Abstrak. Limbah pewarna industri tekstil merupakan limbah cair yang sulit teroksidasi dan berbahaya bagi lingkungan. Radikal hidroksil (•OH) merupakan spesies yang sangat efektif dalam mengoksidasi berbagai limbah cair organik seperti limbah pewarna.  Metode Elektrolisis Plasma sangat produktif menghasilkan radikal Hidroksil sehingga efektif dalam menyisihkan (mendegradasi) berbagai jenis limbah pewarna tekstil seperti Remazol Red. Penelitian ini bertujuan mengoptimalkan proses degradasi remazol red RB 133 dan konsumsi energinya menggunakan metode Elektrolisis Plasma melalui pengaturan suhu dan  injeksi gelembung  udara dalam larutan. Pembentukan H₂O₂ merupakan indikator pembentukan •OH pada reaksi Elektrolisis Plasma. Injeksi udara pada larutan limbah pewarna menurunkan arus listrik pada kurva karekateristik arus-tegangan. Kenaikan suhu larutan dari 45 ^oC menjadi 75 ^oC  selama 10 menit reaksi tampa injeksi udara menurunkan konsumsi energi  dari 229,9 kJ menjadi 219,5 kJ serta menurunkan  produksi H₂O₂ dari 4,8 mmol menjadi 3,1 mmol. Sementara injeksi udara pada suhu 75 ^oC selama 10 menit proses menurunkan konsumsi  listrik hingga 28,5% dan meningkatkan produksi H₂O₂ hingga 27,3 %. Namun demikian injeksi udara hanya meningkatkan degradasi Remazol Red sebesar 1,8 %.  Suhu optimum dicapai pada 55^oC, dengan produksi H₂O₂ sebesar 5,7 mmol selama 30 menit. Injeksi udara udara mampu meningkatkan efektivitas proses. Hasil penelitian menunjukkan persen penyisihan mencapai 88,9% dengan  konsumsi energi sebesar 115,2 kJ dalam waktu 30 menit reaksi.

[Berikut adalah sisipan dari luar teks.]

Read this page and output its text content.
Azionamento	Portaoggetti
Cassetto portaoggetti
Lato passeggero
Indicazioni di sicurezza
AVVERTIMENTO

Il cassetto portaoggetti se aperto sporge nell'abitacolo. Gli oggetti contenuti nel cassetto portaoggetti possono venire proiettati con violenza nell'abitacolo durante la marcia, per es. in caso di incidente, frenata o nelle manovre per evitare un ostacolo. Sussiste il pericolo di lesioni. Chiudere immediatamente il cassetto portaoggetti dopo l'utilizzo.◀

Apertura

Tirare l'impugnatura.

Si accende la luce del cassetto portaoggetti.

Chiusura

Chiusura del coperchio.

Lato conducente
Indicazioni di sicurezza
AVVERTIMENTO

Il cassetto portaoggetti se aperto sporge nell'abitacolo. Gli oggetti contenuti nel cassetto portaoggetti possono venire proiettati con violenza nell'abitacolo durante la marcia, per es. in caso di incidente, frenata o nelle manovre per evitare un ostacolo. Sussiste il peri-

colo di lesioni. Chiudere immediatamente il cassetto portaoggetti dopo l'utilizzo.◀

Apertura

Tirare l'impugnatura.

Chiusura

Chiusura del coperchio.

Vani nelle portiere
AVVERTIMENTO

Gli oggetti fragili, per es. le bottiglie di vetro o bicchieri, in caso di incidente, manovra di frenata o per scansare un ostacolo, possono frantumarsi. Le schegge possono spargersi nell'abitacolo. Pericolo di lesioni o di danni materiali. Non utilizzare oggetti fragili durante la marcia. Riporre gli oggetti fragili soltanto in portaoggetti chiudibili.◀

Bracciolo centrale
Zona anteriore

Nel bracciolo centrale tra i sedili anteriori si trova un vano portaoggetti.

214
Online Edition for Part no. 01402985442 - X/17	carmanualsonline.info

Kata kunci: elektrolisis plasma, remazol red, gelembung udara.

Abstract. Effect of Temperature and Air Injection on Degradation of Remazol Red Textile Dyes by Plasma Electrolysis Method. The textile dye waste is a liquid waste that is difficult to oxidize and dangerous for the environment. Hydroxyl radicals (• OH) are very effective species in oxidizing various organic liquid wastes such as Remazol Red. Plasma Electrolysis Method is very productive in producing Hydroxyl radicals, resulting in effective degradation of various types of textile dye waste such as Remazol Red. This study aims to optimize the degradation process of remazol red RB 133 and its energy consumption using the Plasma Electrolysis method through temperature regulation and injection of air bubbles in solution. The formation of H₂O₂ is used an indicator of the formation of •OH in the Plasma Electrolysis reaction. The Air injection decreases the electric current on the current-voltage characteristic curve. The solution temperature increases from 45^oC to 75^oC for 10 minutes reaction without air injection were able to reduce the energy consumption from 229.9 kJ to 219.5 kJ and H₂O₂ production from 4.8 mmol to 3.1 mmol. Meanwhile, the addition of air injection at 75^oC within 10 minutes of reaction were able to reduce electricity consumption by 28.5% and increases H₂O₂ production by 27.3%. However, the addition of air injection only increased the degradation of Remazol Red by 1.8%. The optimum temperature was reached at 55^oC, with H₂O₂ production of 5.7 mmol for 30 minutes. The addition of air injection has been shown to increase the effectiveness of the process. The results showed degradation percentage reached 88.9% with energy consumption of 115.2 kJ within 30 minutes of reaction.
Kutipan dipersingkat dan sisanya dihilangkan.